I built and got this working for the most part as well. Although it did have some inconsistency like you mentioned. I've since bought a Yamaha DTX502 brain and I'm working to get it passing out MIDI to the Rock Band MIDI adapter and PDP Xbox 360 to Xbox One Adapter so I've somewhat abandoned this circuit for the time being.

I do want to revisit it soon, however.

Hi all,

I've built this circuit a couple times on a breadboard and it is really finicky.
It works fine for a couple of minutes then it just starts ghost hitting like crazy,
and I can trigger it just by touching the kick pedal (so I suspect there's a ground issue).
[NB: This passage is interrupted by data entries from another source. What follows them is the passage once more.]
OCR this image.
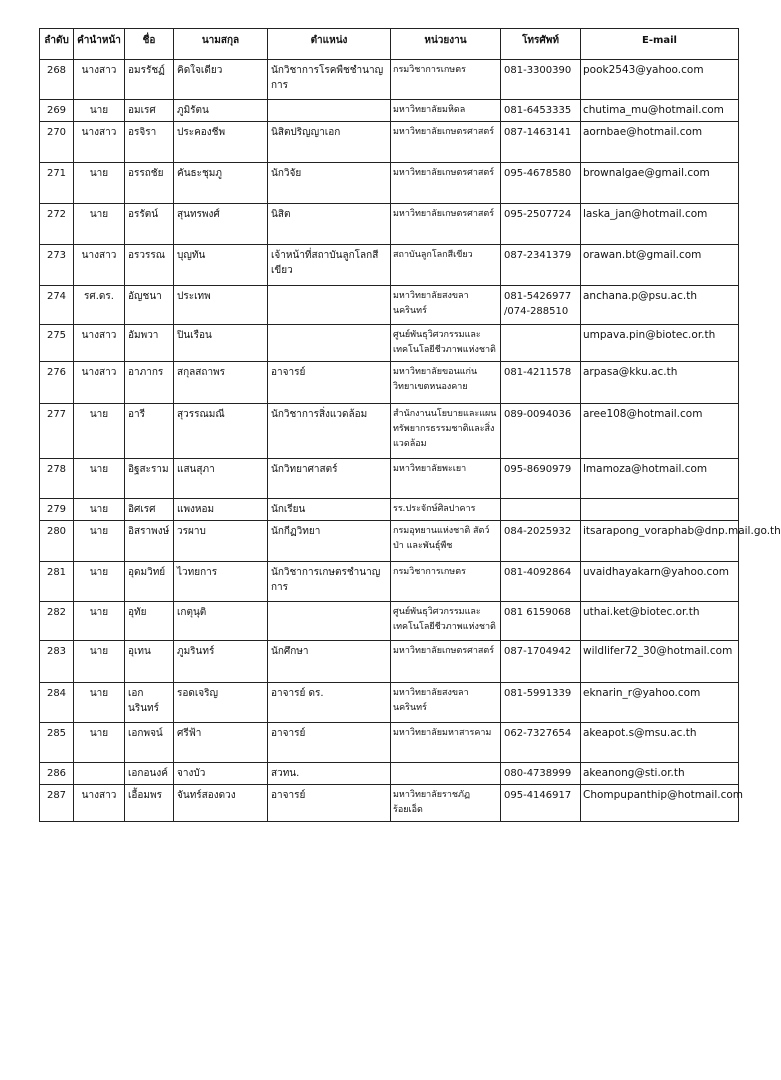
ลำดับ	คำนำหน้า	ชื่อ	นามสกุล	ตำแหน่ง	หน่วยงาน	โทรศัพท์	E-mail
268	นางสาว	อมรรัชฏ์	คิดใจเดียว	นักวิชาการโรคพืชชำนาญการ	กรมวิชาการเกษตร	081-3300390	pook2543@yahoo.com
269	นาย	อมเรศ	ภูมิรัตน		มหาวิทยาลัยมหิดล	081-6453335	chutima_mu@hotmail.com
270	นางสาว	อรจิรา	ประคองชีพ	นิสิตปริญญาเอก	มหาวิทยาลัยเกษตรศาสตร์	087-1463141	aornbae@hotmail.com
271	นาย	อรรถชัย	คันธะชุมภู	นักวิจัย	มหาวิทยาลัยเกษตรศาสตร์	095-4678580	brownalgae@gmail.com
272	นาย	อรรัตน์	สุนทรพงศ์	นิสิต	มหาวิทยาลัยเกษตรศาสตร์	095-2507724	laska_jan@hotmail.com
273	นางสาว	อรวรรณ	บุญทัน	เจ้าหน้าที่สถาบันลูกโลกสีเขียว	สถาบันลูกโลกสีเขียว	087-2341379	orawan.bt@gmail.com
274	รศ.ดร.	อัญชนา	ประเทพ		มหาวิทยาลัยสงขลานครินทร์	081-5426977 /074-288510	anchana.p@psu.ac.th
275	นางสาว	อัมพวา	ปินเรือน		ศูนย์พันธุวิศวกรรมและเทคโนโลยีชีวภาพแห่งชาติ		umpava.pin@biotec.or.th
276	นางสาว	อาภากร	สกุลสถาพร	อาจารย์	มหาวิทยาลัยขอนแก่น วิทยาเขตหนองคาย	081-4211578	arpasa@kku.ac.th
277	นาย	อารี	สุวรรณมณี	นักวิชาการสิ่งแวดล้อม	สำนักงานนโยบายและแผนทรัพยากรธรรมชาติและสิ่งแวดล้อม	089-0094036	aree108@hotmail.com
278	นาย	อิฐสะราม	แสนสุภา	นักวิทยาศาสตร์	มหาวิทยาลัยพะเยา	095-8690979	lmamoza@hotmail.com
279	นาย	อิศเรศ	แพงหอม	นักเรียน	รร.ประจักษ์ศิลปาคาร		
280	นาย	อิสราพงษ์	วรผาบ	นักกีฏวิทยา	กรมอุทยานแห่งชาติ สัตว์ป่า และพันธุ์พืช	084-2025932	itsarapong_voraphab@dnp.mail.go.th
281	นาย	อุดมวิทย์	ไวทยการ	นักวิชาการเกษตรชำนาญการ	กรมวิชาการเกษตร	081-4092864	uvaidhayakarn@yahoo.com
282	นาย	อุทัย	เกตุนุติ		ศูนย์พันธุวิศวกรรมและเทคโนโลยีชีวภาพแห่งชาติ	081 6159068	uthai.ket@biotec.or.th
283	นาย	อุเทน	ภูมรินทร์	นักศึกษา	มหาวิทยาลัยเกษตรศาสตร์	087-1704942	wildlifer72_30@hotmail.com
284	นาย	เอกนรินทร์	รอดเจริญ	อาจารย์ ดร.	มหาวิทยาลัยสงขลานครินทร์	081-5991339	eknarin_r@yahoo.com
285	นาย	เอกพจน์	ศรีฟ้า	อาจารย์	มหาวิทยาลัยมหาสารคาม	062-7327654	akeapot.s@msu.ac.th
286		เอกอนงค์	จางบัว	สวทน.		080-4738999	akeanong@sti.or.th
287	นางสาว	เอื้อมพร	จันทร์สองดวง	อาจารย์	มหาวิทยาลัยราชภัฏร้อยเอ็ด	095-4146917	Chompupanthip@hotmail.com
I have a KP-65, so I am probably going to replace the pot with a 5K resistor as the creator suggested
to create possible error sources, but what I'm really unsure of is how all of the connections are made relative to the
input/output mono connections.

Currently, I have a 5V USB + going to the Vcc rail, and the USB - going to the ground,
I then have the sleeves of both the input and output mono connectors connected to the ground rail
as well. The tips are then sent to the "signal" input of the LM 286, and output of the 555.

Is there a ground I don't need to connect that is throwing off the circuit?
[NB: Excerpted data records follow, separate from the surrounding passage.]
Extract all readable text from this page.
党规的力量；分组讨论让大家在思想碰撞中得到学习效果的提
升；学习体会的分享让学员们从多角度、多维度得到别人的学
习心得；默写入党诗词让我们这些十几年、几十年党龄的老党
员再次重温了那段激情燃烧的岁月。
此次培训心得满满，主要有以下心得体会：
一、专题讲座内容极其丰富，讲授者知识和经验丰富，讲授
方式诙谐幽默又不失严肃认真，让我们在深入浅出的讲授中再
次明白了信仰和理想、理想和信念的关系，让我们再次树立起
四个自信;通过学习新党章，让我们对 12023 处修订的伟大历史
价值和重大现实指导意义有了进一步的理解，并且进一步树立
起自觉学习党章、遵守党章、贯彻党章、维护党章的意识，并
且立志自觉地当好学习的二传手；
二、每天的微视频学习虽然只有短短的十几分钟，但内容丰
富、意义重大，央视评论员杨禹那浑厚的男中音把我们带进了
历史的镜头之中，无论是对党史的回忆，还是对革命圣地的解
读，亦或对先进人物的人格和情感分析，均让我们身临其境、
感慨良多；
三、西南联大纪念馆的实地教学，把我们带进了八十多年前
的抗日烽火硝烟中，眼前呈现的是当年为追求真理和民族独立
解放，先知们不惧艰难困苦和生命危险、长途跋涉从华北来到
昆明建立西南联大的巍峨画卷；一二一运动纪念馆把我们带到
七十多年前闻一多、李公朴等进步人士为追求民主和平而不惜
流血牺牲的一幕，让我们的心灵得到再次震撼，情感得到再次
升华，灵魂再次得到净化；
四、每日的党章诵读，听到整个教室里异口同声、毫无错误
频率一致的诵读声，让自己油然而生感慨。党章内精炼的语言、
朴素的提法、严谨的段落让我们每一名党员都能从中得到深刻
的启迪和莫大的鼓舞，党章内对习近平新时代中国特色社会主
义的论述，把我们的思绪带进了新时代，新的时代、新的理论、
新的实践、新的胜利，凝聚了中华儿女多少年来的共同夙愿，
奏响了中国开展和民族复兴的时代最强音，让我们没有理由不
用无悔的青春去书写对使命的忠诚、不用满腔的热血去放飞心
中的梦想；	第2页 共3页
Also I have noticed that the 2N3904 gets really hot when the circuit is active, so i'll be grabbing an
extra resistor to throw in there as well as AK suggested. I don't want to change too much of the circuit because I have
emailed the creator of this original circuit back and forth and he says it's been working fine as is...

Otherwise I have it wired exactly as shown above, and it still isn't working; the sleeve/tip wiring is the
only other thing I can think of that I've done wrong. If I could find a used kickbox to buy I would've done so by now...

Thanks for any help!
Josh
 

jholl2772

Joined Jun 6, 2017
3
Update: I replace the pot with a 5k resistor, and added a resistor between the base of the transistor and the 555.

I got about 1 minute into a song, then the double/ghost hits started coming on again -.-

I noticed when I went to fix the tension on my snare (Pintech ConcertCast single zone), it would register a hit
whenever i touched the drum tool to the metal rim. I can register kick hits by touching the drum tool to the metal
on the kick pedal... WTF
I unplugged everything and tried the snare and kick seperately; both behave the same...

At this point I'm starting to question the Ion drum brain itself; the snare has never behaved like that before...
 

jholl2772

Joined Jun 6, 2017
3
Eureka (sp)!!!

I did three things and one of the three, or a combination of all of them, fixed everything!!!

In order of least to most likelihood:

- put a layer of cardboard beneath the drums and carpet (had on carpet before w.o problems)
- replaced the kick mono cable with the stereo cable the kp-65 comes with (oops, the kp65 even shows a stereo plug on the back)
- ran a ground strap from the drum rack to the negative rail on the breadboard (99% sure this was the fix)

Boom! problems solved!!
i would go back and actually figure out for sure what fixed it, but it works perfectly now so im not going to look at it the wrong way...

I also replaced the 10k pot with a 0.15K resistor and that got me to a perfect balance and im able to register super fast 32nd notes, and i have the sensitivity dialed in on the kp 65 so i dont get any rebounds...

its been a long week, and i've rebuilt the circuit 3 times thinking i had bad solder connections or components, wish i would've suspected the drums first!!!

thanks for the inspiration and ideas guys!